He was educated at Charterhouse and at Christ's College, Cambridge, where he graduated B.A. in 1776; though he did not have an honours degree, he was made fellow in the same year, in the vacancy caused by the departure of William Paley. One historian, noting his mediocre academic record, thought that his subsequent honours "came rather too easily to him".[2]
In 1779 George III arranged for Majendie to teach and supervise Prince William aboard HMS Prince George; for this position, he formally had the rank of midshipman.[3] In 1781 he was named preceptor of Prince William. William's biographer states that he liked and respected his tutor, but that Majendie's character was not strong enough to have much influence on his pupil.[4]
He was ordained priest in 1783, and became vicar of Bromsgrove, Worcestershire. He was canon of Windsor from 1785 to 1798, becoming vicar of Nether Stowey, Somerset in 1790 and proceeding D.D. in 1791; while in Somerset he befriended Thomas Poole, the supporter of Samuel Taylor Coleridge. He was vicar of Hungerford, Wiltshire from 1793 to 1798, and a canon of St. Paul Cathedral from 1798. He was bishop of Chester from 1800, and then of Bangor, from 1809. He died on 9 July 1830, at the house of his son the Revd Stuart Majendie, at Longdon near Lichfield.
On 11 April 1785, he married Anne Routledge (d. 1836) of Stapleton, Cumberland; they had thirteen children.
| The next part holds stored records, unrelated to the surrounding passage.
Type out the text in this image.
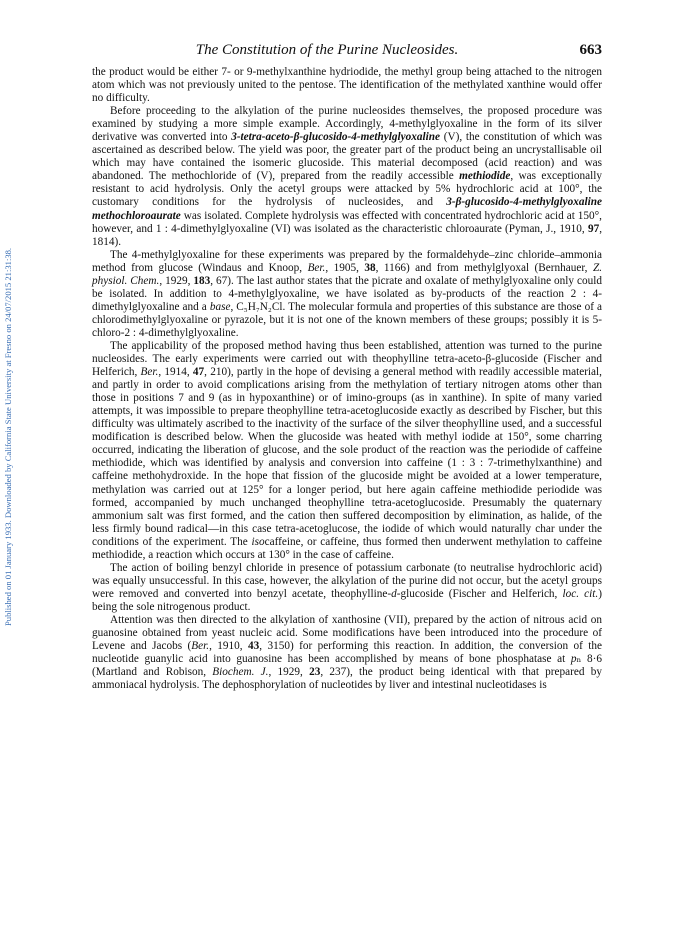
Published on 01 January 1933. Downloaded by California State University at Fresno on 24/07/2015 21:31:38.
The Constitution of the Purine Nucleosides.	663

the product would be either 7- or 9-methylxanthine hydriodide, the methyl group being attached to the nitrogen atom which was not previously united to the pentose. The identification of the methylated xanthine would offer no difficulty.

Before proceeding to the alkylation of the purine nucleosides themselves, the proposed procedure was examined by studying a more simple example. Accordingly, 4-methylglyoxaline in the form of its silver derivative was converted into 3-tetra-aceto-β-glucosido-4-methylglyoxaline (V), the constitution of which was ascertained as described below. The yield was poor, the greater part of the product being an uncrystallisable oil which may have contained the isomeric glucoside. This material decomposed (acid reaction) and was abandoned. The methochloride of (V), prepared from the readily accessible methiodide, was exceptionally resistant to acid hydrolysis. Only the acetyl groups were attacked by 5% hydrochloric acid at 100°, the customary conditions for the hydrolysis of nucleosides, and 3-β-glucosido-4-methylglyoxaline methochloroaurate was isolated. Complete hydrolysis was effected with concentrated hydrochloric acid at 150°, however, and 1 : 4-dimethylglyoxaline (VI) was isolated as the characteristic chloroaurate (Pyman, J., 1910, 97, 1814).

The 4-methylglyoxaline for these experiments was prepared by the formaldehyde–zinc chloride–ammonia method from glucose (Windaus and Knoop, Ber., 1905, 38, 1166) and from methylglyoxal (Bernhauer, Z. physiol. Chem., 1929, 183, 67). The last author states that the picrate and oxalate of methylglyoxaline only could be isolated. In addition to 4-methylglyoxaline, we have isolated as by-products of the reaction 2 : 4-dimethylglyoxaline and a base, C₅H₇N₂Cl. The molecular formula and properties of this substance are those of a chlorodimethylglyoxaline or pyrazole, but it is not one of the known members of these groups; possibly it is 5-chloro-2 : 4-dimethylglyoxaline.

The applicability of the proposed method having thus been established, attention was turned to the purine nucleosides. The early experiments were carried out with theophylline tetra-aceto-β-glucoside (Fischer and Helferich, Ber., 1914, 47, 210), partly in the hope of devising a general method with readily accessible material, and partly in order to avoid complications arising from the methylation of tertiary nitrogen atoms other than those in positions 7 and 9 (as in hypoxanthine) or of imino-groups (as in xanthine). In spite of many varied attempts, it was impossible to prepare theophylline tetra-acetoglucoside exactly as described by Fischer, but this difficulty was ultimately ascribed to the inactivity of the surface of the silver theophylline used, and a successful modification is described below. When the glucoside was heated with methyl iodide at 150°, some charring occurred, indicating the liberation of glucose, and the sole product of the reaction was the periodide of caffeine methiodide, which was identified by analysis and conversion into caffeine (1 : 3 : 7-trimethylxanthine) and caffeine methohydroxide. In the hope that fission of the glucoside might be avoided at a lower temperature, methylation was carried out at 125° for a longer period, but here again caffeine methiodide periodide was formed, accompanied by much unchanged theophylline tetra-acetoglucoside. Presumably the quaternary ammonium salt was first formed, and the cation then suffered decomposition by elimination, as halide, of the less firmly bound radical—in this case tetra-acetoglucose, the iodide of which would naturally char under the conditions of the experiment. The isocaffeine, or caffeine, thus formed then underwent methylation to caffeine methiodide, a reaction which occurs at 130° in the case of caffeine.

The action of boiling benzyl chloride in presence of potassium carbonate (to neutralise hydrochloric acid) was equally unsuccessful. In this case, however, the alkylation of the purine did not occur, but the acetyl groups were removed and converted into benzyl acetate, theophylline-d-glucoside (Fischer and Helferich, loc. cit.) being the sole nitrogenous product.

Attention was then directed to the alkylation of xanthosine (VII), prepared by the action of nitrous acid on guanosine obtained from yeast nucleic acid. Some modifications have been introduced into the procedure of Levene and Jacobs (Ber., 1910, 43, 3150) for performing this reaction. In addition, the conversion of the nucleotide guanylic acid into guanosine has been accomplished by means of bone phosphatase at pₙ 8·6 (Martland and Robison, Biochem. J., 1929, 23, 237), the product being identical with that prepared by ammoniacal hydrolysis. The dephosphorylation of nucleotides by liver and intestinal nucleotidases is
His son Edward died at Christ Church, Oxford in 1825 from the bursting of a blood vessel from overreading.[5] A daughter Katherine married Henry Fynes Clinton, MP, and another, Louisa married Sir George Henry Hewett, 2nd Baronet.[6][7] His grandson was Colonel Sir Vivian Dering MajendieKCB, RA, Chief Inspector of Explosives from 1871 to 1898.